We have seen a substantial increase in the launch of ESG-focused products from divestment strategies to net- zero aligned, from best-in-class ESG solutioning to sematic strategies. And we’re also starting to see some impact strategies launched in the market today. This is a great step forward being able to align client values and contribute to a client’s nonfinancial goals alongside their financial objectives. However, it does create uncertainty, as there are no standardized definitions and/or taxonomy for advisors and investors to navigate. We’re seeing some progress on this front with the EU Sustainable Finance Disclosure Regulation as well as the CFA Institute’s push for standardization. But we’re not yet there in Canada.

It is important for advisors and investors to understand exactly what they’re getting from an ESG strategy to ensure that the process and implementation meets the needs of the client. Because of this, at CIBC Asset Management, we believe that transparency is vital to the due diligence process. Advisors should be able to access publicly the framework that establishes the exclusions and the ESG process that underpins the investment strategy, they should be able to access the firm’s responsible investing policies and reporting, and should be able to evaluate the authenticity of the ESG implementation within the investment team.
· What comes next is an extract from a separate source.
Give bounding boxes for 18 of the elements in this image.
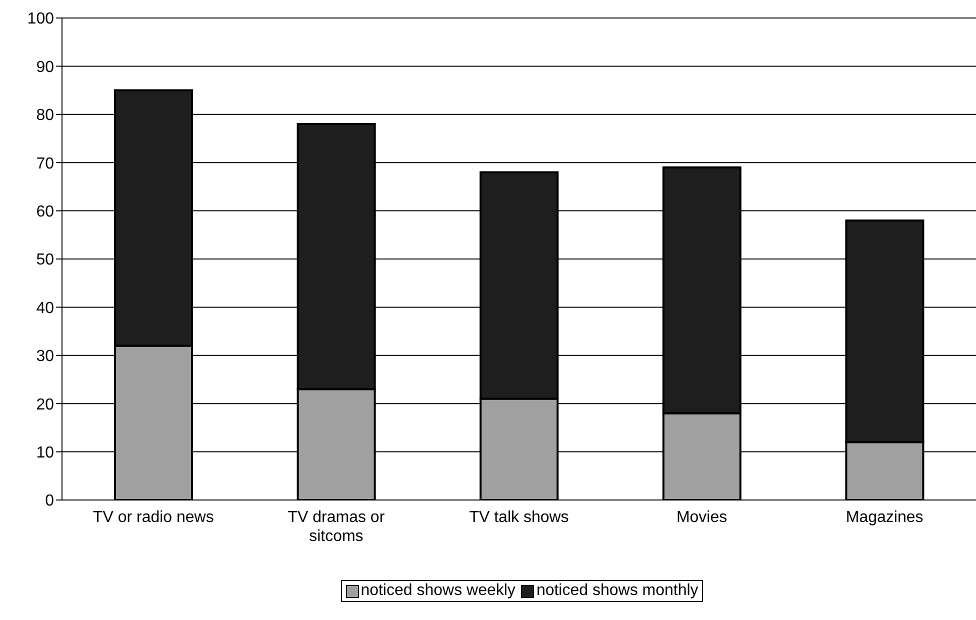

Investors should be looking at the industry organization that the firm participates in, including whether they are a UN Principles of Responsible Investing signatory, and also what industry collaboration they’re involved with. If diversity and inclusion is important to a client, you want to seek out firms that actively participate in collaborations like the 30% Club and have signed the Responsible Investing Association of Canada’s statement on diversity inclusion. If climate is the most important consideration, look for firms participating in Climate Engagement Canada, Climate Action 100+, the RA Canada’s Statement on Climate, and many others. The willingness to participate in these collaborations sets the tone for the culture at the firm and sets priorities for not just how they engage with investee companies, but also how they consider these social and environmental challenges as part of their investment process.
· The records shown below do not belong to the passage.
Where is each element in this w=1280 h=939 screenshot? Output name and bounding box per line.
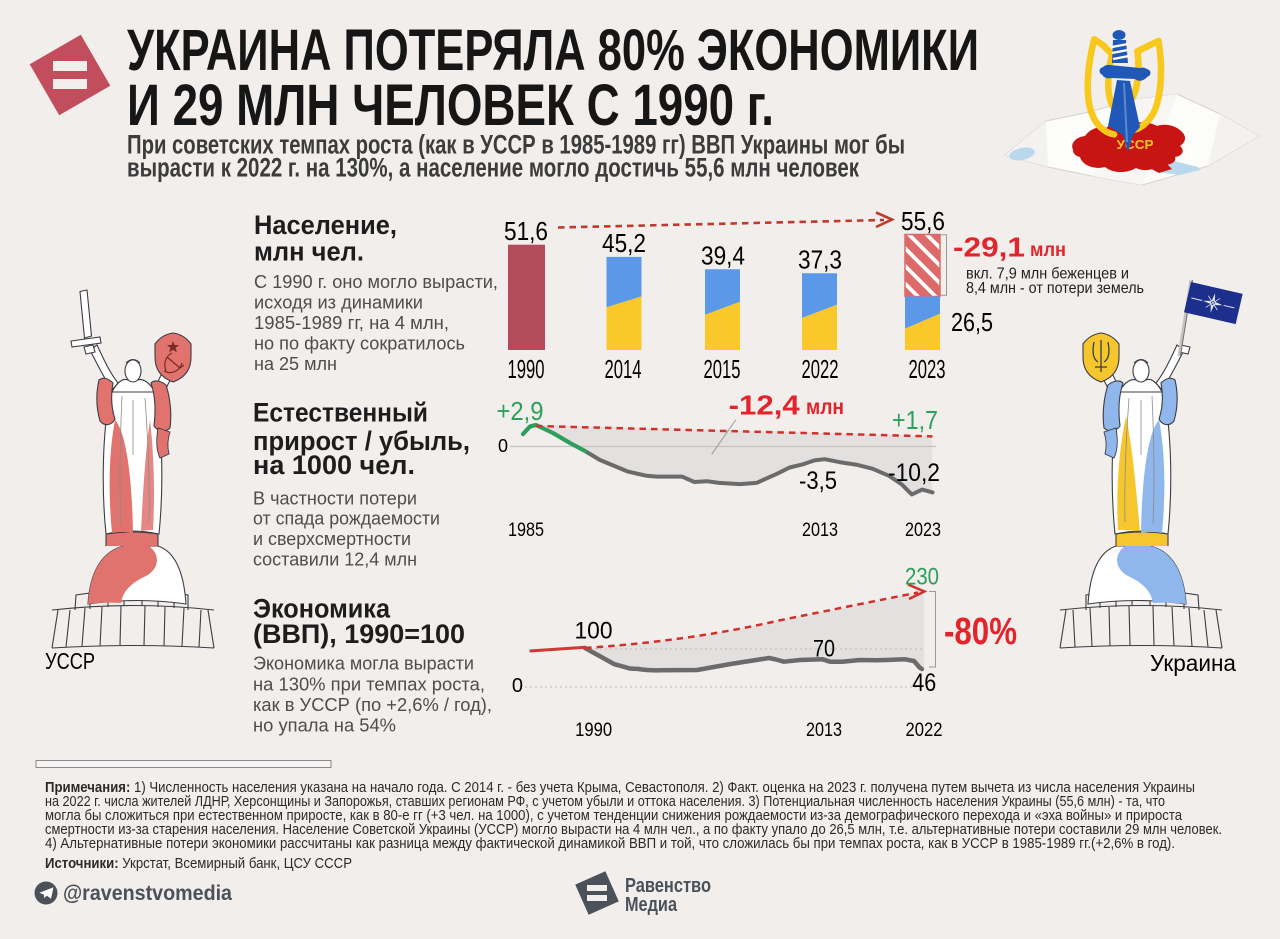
svg-text:млн чел.: млн чел. bbox=[254, 237, 364, 267]
svg-text:как в УССР (по +2,6% / год),: как в УССР (по +2,6% / год), bbox=[253, 695, 492, 715]
svg-text:Население,: Население, bbox=[254, 210, 397, 240]
svg-text:+1,7: +1,7 bbox=[892, 405, 938, 435]
svg-text:вкл. 7,9 млн беженцев и: вкл. 7,9 млн беженцев и bbox=[966, 266, 1129, 283]
svg-text:смертности из-за старения насе: смертности из-за старения населения. Нас… bbox=[45, 822, 1222, 838]
svg-text:вырасти к 2022 г. на 130%, а н: вырасти к 2022 г. на 130%, а население м… bbox=[127, 153, 859, 183]
svg-text:2013: 2013 bbox=[806, 720, 842, 741]
svg-text:В частности потери: В частности потери bbox=[253, 488, 417, 508]
svg-text:на 1000 чел.: на 1000 чел. bbox=[253, 450, 415, 480]
svg-text:-12,4: -12,4 bbox=[729, 390, 800, 421]
svg-text:Примечания: 1) Численность нас: Примечания: 1) Численность населения ука… bbox=[45, 780, 1195, 796]
svg-text:26,5: 26,5 bbox=[951, 307, 993, 337]
svg-text:могла бы сложиться при естеств: могла бы сложиться при естественном прир… bbox=[45, 808, 1183, 824]
svg-text:2015: 2015 bbox=[704, 354, 741, 384]
svg-text:прирост / убыль,: прирост / убыль, bbox=[253, 426, 470, 456]
svg-text:4) Альтернативные потери эконо: 4) Альтернативные потери экономики рассч… bbox=[45, 836, 1175, 852]
svg-text:Источники: Укрстат, Всемирный: Источники: Укрстат, Всемирный банк, ЦСУ … bbox=[45, 855, 352, 872]
svg-text:100: 100 bbox=[575, 618, 613, 645]
svg-text:45,2: 45,2 bbox=[602, 228, 646, 258]
svg-text:Украина: Украина bbox=[1150, 650, 1236, 676]
svg-text:55,6: 55,6 bbox=[901, 206, 945, 236]
svg-text:46: 46 bbox=[912, 669, 936, 697]
svg-text:Медиа: Медиа bbox=[625, 894, 678, 916]
svg-text:2023: 2023 bbox=[909, 354, 946, 384]
svg-text:1985: 1985 bbox=[508, 520, 544, 541]
svg-text:Экономика могла вырасти: Экономика могла вырасти bbox=[253, 654, 474, 674]
svg-text:И 29 МЛН ЧЕЛОВЕК С 1990 г.: И 29 МЛН ЧЕЛОВЕК С 1990 г. bbox=[127, 73, 774, 138]
svg-text:млн: млн bbox=[1030, 240, 1066, 261]
svg-text:составили 12,4 млн: составили 12,4 млн bbox=[253, 549, 417, 569]
svg-text:+2,9: +2,9 bbox=[497, 396, 544, 426]
svg-text:-80%: -80% bbox=[944, 611, 1017, 653]
svg-text:0: 0 bbox=[512, 675, 523, 697]
svg-text:(ВВП), 1990=100: (ВВП), 1990=100 bbox=[253, 619, 465, 649]
svg-text:но упала на 54%: но упала на 54% bbox=[253, 716, 396, 736]
svg-text:млн: млн bbox=[806, 396, 844, 419]
svg-text:Экономика: Экономика bbox=[253, 594, 391, 624]
svg-text:исходя из динамики: исходя из динамики bbox=[254, 293, 423, 313]
svg-text:@ravenstvomedia: @ravenstvomedia bbox=[63, 882, 232, 905]
svg-text:1990: 1990 bbox=[575, 720, 612, 741]
svg-text:от спада рождаемости: от спада рождаемости bbox=[253, 509, 440, 529]
svg-text:-3,5: -3,5 bbox=[799, 467, 837, 495]
svg-text:и сверхсмертности: и сверхсмертности bbox=[253, 529, 411, 549]
svg-text:39,4: 39,4 bbox=[701, 241, 745, 271]
svg-text:-10,2: -10,2 bbox=[888, 459, 940, 487]
svg-text:УКРАИНА ПОТЕРЯЛА 80% ЭКОНОМИКИ: УКРАИНА ПОТЕРЯЛА 80% ЭКОНОМИКИ bbox=[127, 18, 979, 83]
svg-text:0: 0 bbox=[498, 436, 508, 456]
svg-text:1990: 1990 bbox=[508, 354, 545, 384]
svg-text:2014: 2014 bbox=[605, 354, 642, 384]
svg-text:Естественный: Естественный bbox=[253, 398, 428, 428]
svg-text:2022: 2022 bbox=[802, 354, 839, 384]
svg-text:-29,1: -29,1 bbox=[953, 231, 1025, 262]
svg-text:8,4 млн - от потери земель: 8,4 млн - от потери земель bbox=[966, 280, 1144, 297]
svg-text:При советских темпах роста (ка: При советских темпах роста (как в УССР в… bbox=[127, 129, 905, 159]
svg-text:на 2022 г. числа жителей ЛДНР,: на 2022 г. числа жителей ЛДНР, Херсонщин… bbox=[45, 794, 1165, 810]
svg-text:2013: 2013 bbox=[802, 520, 838, 541]
svg-text:1985-1989 гг, на 4 млн,: 1985-1989 гг, на 4 млн, bbox=[254, 313, 449, 333]
svg-text:но по факту сократилось: но по факту сократилось bbox=[254, 334, 465, 354]
svg-text:230: 230 bbox=[905, 564, 939, 591]
svg-text:на 130% при темпах роста,: на 130% при темпах роста, bbox=[253, 674, 485, 694]
svg-text:70: 70 bbox=[813, 636, 835, 663]
svg-text:на 25 млн: на 25 млн bbox=[254, 354, 337, 374]
svg-text:Равенство: Равенство bbox=[625, 875, 711, 897]
svg-text:51,6: 51,6 bbox=[504, 216, 548, 246]
svg-text:УССР: УССР bbox=[1117, 137, 1154, 152]
svg-text:2022: 2022 bbox=[906, 720, 943, 741]
svg-text:37,3: 37,3 bbox=[798, 245, 842, 275]
svg-text:С 1990 г. оно могло вырасти,: С 1990 г. оно могло вырасти, bbox=[254, 272, 498, 292]
svg-text:2023: 2023 bbox=[905, 520, 941, 541]
svg-text:УССР: УССР bbox=[45, 648, 95, 674]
Advisors should also seek robust reporting related to the ESG and sustainability characteristics of the strategies they invest. Firms should produce quarterly and annual commentary for clients to track the nonfinancial progress of their investments. Investors may also look to annual sustainability and stewardship reporting to ensure that outcomes are matched with intent. And finally, the most important consideration for advisors is to understand what outcomes are important to your client. It is key that advisors first understand what nonfinancial goals or objectives that your client is hoping to accomplish with their investment and then seek out strategies that contribute to those goals. This is where the discovery process needs to change. Advisors should focus on understanding their clients deeper than what a traditional financial planning discovery session is able to uncover and establish what is important to your client and their family. It is then possible to seek out ESG strategies that target the specific outcomes that align with those values and intent.

Lastly, leverage your firm relationship. I spent a lot of time working with advisors to both help and integrate these considerations into their businesses, but also facilitating conversations with clients.